Ribka Tjiptaning, Dokter Rakyat yang Lahir dari Bara Sejarah dan Api Perjuangan

JABAROKENEWS.COM, Jakarta – Di tengah perjalanan panjang bangsa Indonesia, sosok Dr. (HC).dr. Ribka Tjiptaning Proletariyati, A.Ak., muncul sebagai figur perempuan tangguh yang memadukan intelektualitas, keberanian, dan semangat pengabdian kepada rakyat kecil.

Lahir di Yogyakarta pada 1 Juli 1959, Ribka dikenal luas sebagai dokter sekaligus politisi Partai Demokrasi Indonesia Perjuangan (PDI-P) yang berani bersuara lantang membela kaum tertindas. Namun, di balik kiprahnya yang tegas di parlemen, tersimpan kisah kelam masa kecil yang membentuk karakter perjuangannya.

“Sejak kecil saya sudah melihat bagaimana kekuasaan bisa menghancurkan keluarga saya,” ujarnya.

Ribka mengaku, tragedi politik 1965 menjadi titik balik dalam hidupnya. Ayahnya, Raden Mas Soeripto Tjondro Saputro seorang pengusaha sekaligus aktivis PKI menghilang tanpa kabar, sementara ibunya ditangkap oleh aparat militer.

“Waktu itu saya masih anak-anak. Saya kehilangan segalanya, tapi dari sanalah saya belajar arti keberanian dan keadilan,” jelasnya.

Meski menyandang stigma sebagai “anak eks-PKI”, Ribka menolak tunduk pada diskriminasi. Ia menempuh pendidikan kedokteran di Universitas Kristen Indonesia (UKI) dan melanjutkan studi di Universitas Indonesia (UI). Gelar dokter yang diraihnya bukan semata kebanggaan pribadi, melainkan tekad untuk mengabdikan diri kepada masyarakat kecil.

“Bagi saya, menjadi dokter bukan soal status. Ini adalah jalan pengabdian,” tegasnya.

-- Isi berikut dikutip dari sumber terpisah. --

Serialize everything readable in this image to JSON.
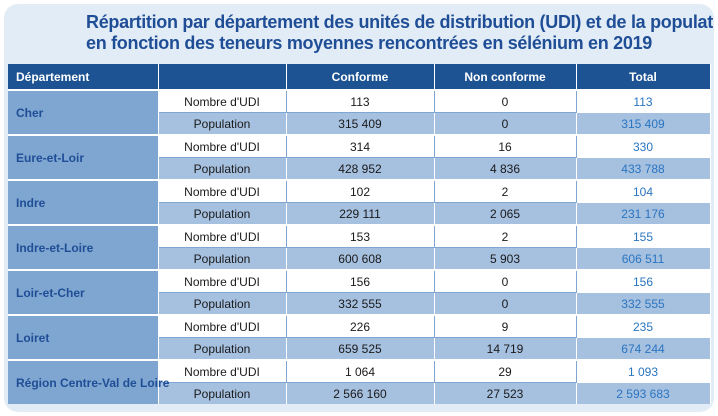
{
  "title": {
    "line1": "Répartition par département des unités de distribution (UDI) et de la population",
    "line2": "en fonction des teneurs moyennes rencontrées en sélénium en 2019"
  },
  "headers": {
    "departement": "Département",
    "blank": "",
    "conforme": "Conforme",
    "non_conforme": "Non conforme",
    "total": "Total"
  },
  "rows": [
    {
      "dept": "Cher",
      "udi": {
        "label": "Nombre d'UDI",
        "conforme": "113",
        "non_conforme": "0",
        "total": "113"
      },
      "pop": {
        "label": "Population",
        "conforme": "315 409",
        "non_conforme": "0",
        "total": "315 409"
      }
    },
    {
      "dept": "Eure-et-Loir",
      "udi": {
        "label": "Nombre d'UDI",
        "conforme": "314",
        "non_conforme": "16",
        "total": "330"
      },
      "pop": {
        "label": "Population",
        "conforme": "428 952",
        "non_conforme": "4 836",
        "total": "433 788"
      }
    },
    {
      "dept": "Indre",
      "udi": {
        "label": "Nombre d'UDI",
        "conforme": "102",
        "non_conforme": "2",
        "total": "104"
      },
      "pop": {
        "label": "Population",
        "conforme": "229 111",
        "non_conforme": "2 065",
        "total": "231 176"
      }
    },
    {
      "dept": "Indre-et-Loire",
      "udi": {
        "label": "Nombre d'UDI",
        "conforme": "153",
        "non_conforme": "2",
        "total": "155"
      },
      "pop": {
        "label": "Population",
        "conforme": "600 608",
        "non_conforme": "5 903",
        "total": "606 511"
      }
    },
    {
      "dept": "Loir-et-Cher",
      "udi": {
        "label": "Nombre d'UDI",
        "conforme": "156",
        "non_conforme": "0",
        "total": "156"
      },
      "pop": {
        "label": "Population",
        "conforme": "332 555",
        "non_conforme": "0",
        "total": "332 555"
      }
    },
    {
      "dept": "Loiret",
      "udi": {
        "label": "Nombre d'UDI",
        "conforme": "226",
        "non_conforme": "9",
        "total": "235"
      },
      "pop": {
        "label": "Population",
        "conforme": "659 525",
        "non_conforme": "14 719",
        "total": "674 244"
      }
    },
    {
      "dept": "Région Centre-Val de Loire",
      "udi": {
        "label": "Nombre d'UDI",
        "conforme": "1 064",
        "non_conforme": "29",
        "total": "1 093"
      },
      "pop": {
        "label": "Population",
        "conforme": "2 566 160",
        "non_conforme": "27 523",
        "total": "2 593 683"
      }
    }
  ],
  "colors": {
    "title": "#1f4e96",
    "header_bg": "#1d5392",
    "dept_bg": "#7fa6d1",
    "population_bg": "#a6c0e0",
    "total_text": "#2a75c0",
    "frame_bg": "#e2ecf7"
  }
}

Langkah politiknya dimulai ketika bergabung dengan PDI-P. Sejak 2004, Ribka dipercaya duduk di kursi DPR RI, mewakili Jawa Barat III dan IV (Kabupaten serta Kota Sukabumi). Ia kemudian mencapai puncak karier politiknya pada periode 2009–2014, ketika menjabat sebagai Ketua Komisi IX DPR RI yang membidangi kesehatan, ketenagakerjaan, dan kependudukan.

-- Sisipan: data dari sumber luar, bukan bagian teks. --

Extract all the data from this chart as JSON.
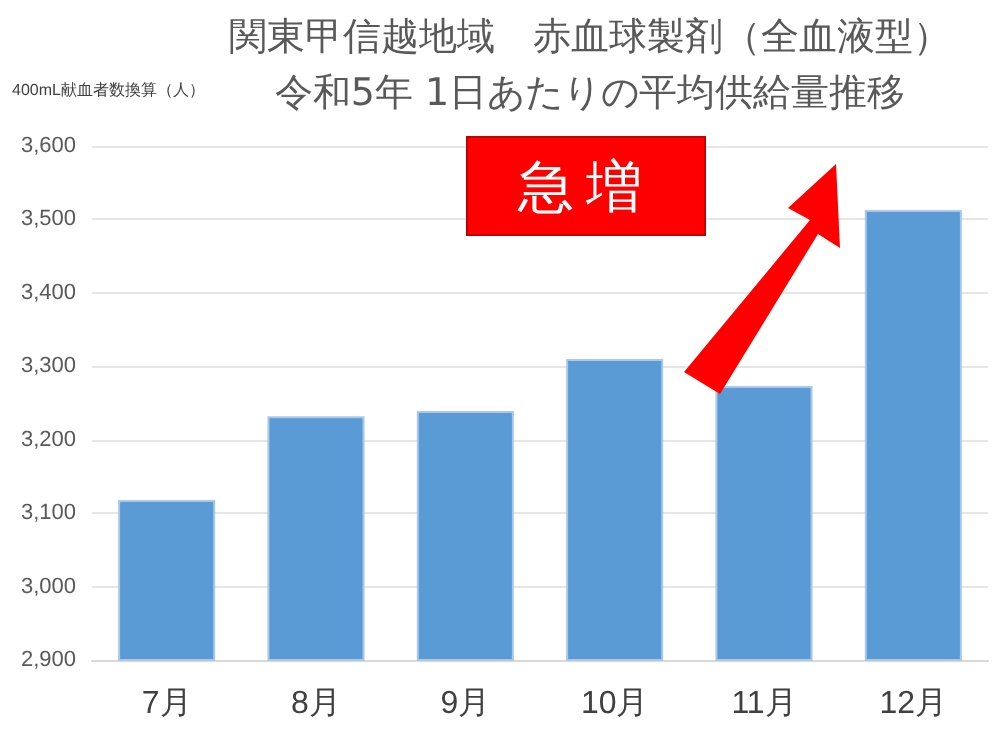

Dalam masa kepemimpinannya, Ribka dikenal dengan gaya bicara lugas dan tanpa kompromi. Ia kerap bersuara lantang membela tenaga kesehatan, buruh, serta masyarakat kecil.

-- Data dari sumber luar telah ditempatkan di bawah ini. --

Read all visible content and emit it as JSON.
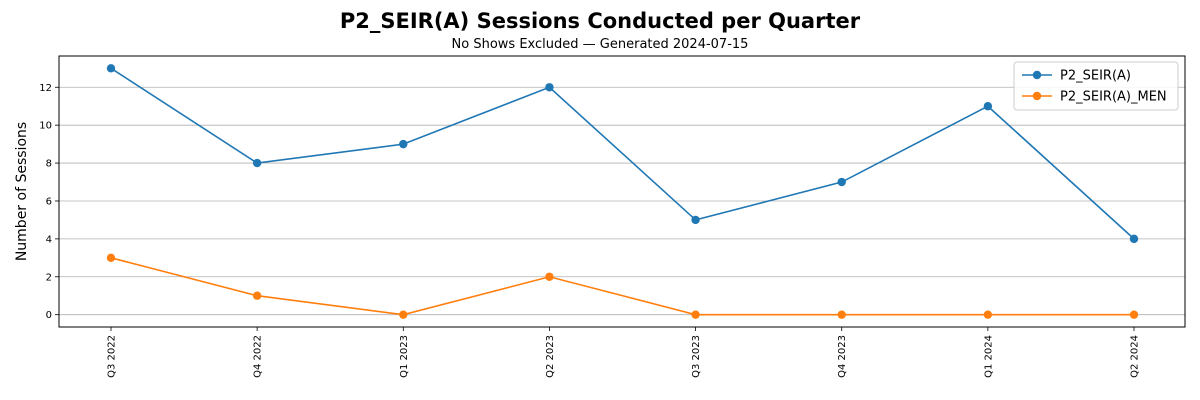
{
  "chart_data": {
    "type": "line",
    "title": "P2_SEIR(A) Sessions Conducted per Quarter",
    "subtitle": "No Shows Excluded — Generated 2024-07-15",
    "xlabel": "",
    "ylabel": "Number of Sessions",
    "categories": [
      "Q3 2022",
      "Q4 2022",
      "Q1 2023",
      "Q2 2023",
      "Q3 2023",
      "Q4 2023",
      "Q1 2024",
      "Q2 2024"
    ],
    "series": [
      {
        "name": "P2_SEIR(A)",
        "color": "#1f77b4",
        "values": [
          13,
          8,
          9,
          12,
          5,
          7,
          11,
          4
        ]
      },
      {
        "name": "P2_SEIR(A)_MEN",
        "color": "#ff7f0e",
        "values": [
          3,
          1,
          0,
          2,
          0,
          0,
          0,
          0
        ]
      }
    ],
    "ylim": [
      -0.65,
      13.65
    ],
    "yticks": [
      0,
      2,
      4,
      6,
      8,
      10,
      12
    ],
    "grid": "y",
    "legend_position": "top-right"
  }
}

“Kalau bicara soal rakyat, saya tidak bisa diam. Itu sudah sumpah perjuangan saya,” tegasnya.

Meski demikian, perjalanan politik Ribka tidak lepas dari badai kontroversi. Ia sempat disorot publik setelah muncul polemik hilangnya Ayat (2) Pasal 113 dalam RUU Kesehatan tahun 2009. Akibatnya, Badan Kehormatan DPR kala itu sempat melarangnya memimpin rapat.

“Tuduhan itu bagian dari dinamika politik. Saya tidak gentar, karena yang saya perjuangkan adalah kebenaran,” ujarnya.

Walau sempat diterpa isu ketika namanya disebut-sebut sebagai calon Menteri Kesehatan Kabinet Joko Widodo – Jusuf Kalla, Ribka tetap teguh melanjutkan pengabdiannya di parlemen hingga 2024. Ia tercatat sebagai salah satu politisi perempuan paling konsisten memperjuangkan hak-hak rakyat kecil.

Kini, nama Ribka Tjiptaning bukan hanya lekat sebagai politisi senior PDI-P, tetapi juga dikenal sebagai “dokter rakyat” yang menyalakan semangat keberpihakan di tengah arus politik yang sering kali melupakan suara bawah.

“Selama napas masih ada, saya akan terus membela rakyat. Karena dari mereka saya lahir, untuk mereka pula saya berjuang,” pungkasnya.